The residential college will be more than just a place to stay, it will be an environment that fosters leadership, identity pride and culture. What we ultimately want to see is Indigenous people in decision-making positions. And we know you're more likely to hire, advance, and understand people who look like you, or come from a similar background. So, that felt like a really simple but innovative approach to addressing equity.
Can you tell us about your new role as Director of Alumni and Donor Relations here at the University of Melbourne?
Essentially, I'm responsible for shaping and delivering meaningful programs and strategy to engage alumni and thank donors. We want to make sure our alumni and donors know the impact they are having on our students, community and in the world. We hope to inspire deeper engagement and ongoing participation with the University.
What aspirations do you have for engaging with the alumni community?
Our alumni community are part of the fabric of the University and play a very important role – not only in helping to get the word out about our high standard of education, but as volunteers and mentors that help create career pathways for our students. They are often our link into industry and help provide very valuable resources and support to advance important education and research initiatives. We are so grateful when they decide to support us financially, too.
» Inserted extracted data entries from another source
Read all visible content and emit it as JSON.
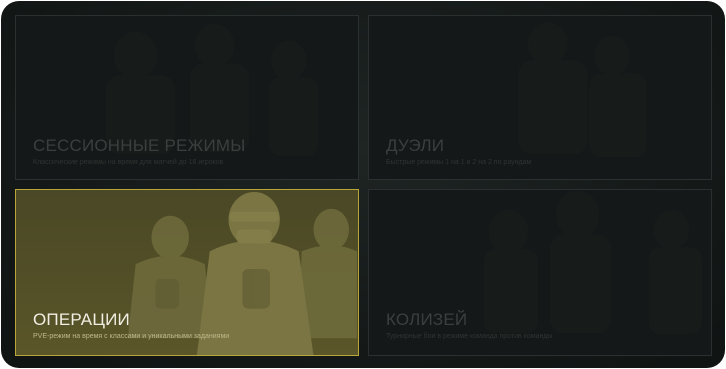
{
  "modes": [
    {
      "title": "СЕССИОННЫЕ РЕЖИМЫ",
      "subtitle": "Классические режимы на время для матчей до 16 игроков",
      "active": false
    },
    {
      "title": "ДУЭЛИ",
      "subtitle": "Быстрые режимы 1 на 1 и 2 на 2 по раундам",
      "active": false
    },
    {
      "title": "ОПЕРАЦИИ",
      "subtitle": "PVE-режим на время с классами и уникальными заданиями",
      "active": true
    },
    {
      "title": "КОЛИЗЕЙ",
      "subtitle": "Турнирные бои в режиме команда против команды",
      "active": false
    }
  ],
  "colors": {
    "active_border": "#b8a63a",
    "active_fill": "#524f27",
    "inactive_fill": "#171c1b"
  }
}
I want to collaborate and engage with our alumni across four keys areas of focus which include Global Health and Infectious Disease, Climate and Sustainability, Cultural Commons, and Indigenous Knowledge and Advancement. Whether it be through experiential learning opportunities, volunteering, mentoring, giving, or providing advice, I would like to see our alumni and donor community involved.
When you were a child, what was your dream job?
When I was a child, I wanted to be a writer and publish books – fiction and nonfiction – but that didn't happen! I used to enter writing competitions at school and in my state. I still plan to publish a book by the way. It will probably be an autobiography. I have had an interesting life.
What do you think makes a great leader?
I think it's being visionary, but also being able to articulate that vision in a way that inspires your colleagues and the organisation to really dream big and to achieve.
My style is to make sure that I express gratitude. And that means saying thank you, really meaning it, and expressing that in verbal and nonverbal ways to let your team know that you really appreciate and value them.
What are some things you are passionate about, personally and professionally?
I would call myself a creative. I really like the performing arts, that's something that I like to watch and engage in. Anything artistic – like painting, performances, and dance. House music is also my thing!
Professionally, throughout my career, engagement and relationships have been at the centre of most of the roles that I've had. It's changed in terms of working across public, private, government and education sectors, but it's all been about relationships. I think that’s because it's important for people to feel connected to something that has impact.
In this role, it’s all about impact, working with alumni and working with our donors. It couldn't be a more perfect position for me!
Is there a piece of advice that has held you in good stead throughout your life and career?
I would say: ‘Don't listen to the fear’. Obviously, our body and spirit gives us warning signs when we are in real danger. But I'm talking about the kind of fear that may limit you from dreaming big. The fear that may limit you from asking the question, or going on that interview, or taking that trip, or asking that guy out on a date.
My philosophy is lean into the fear. What's the worst thing that could happen?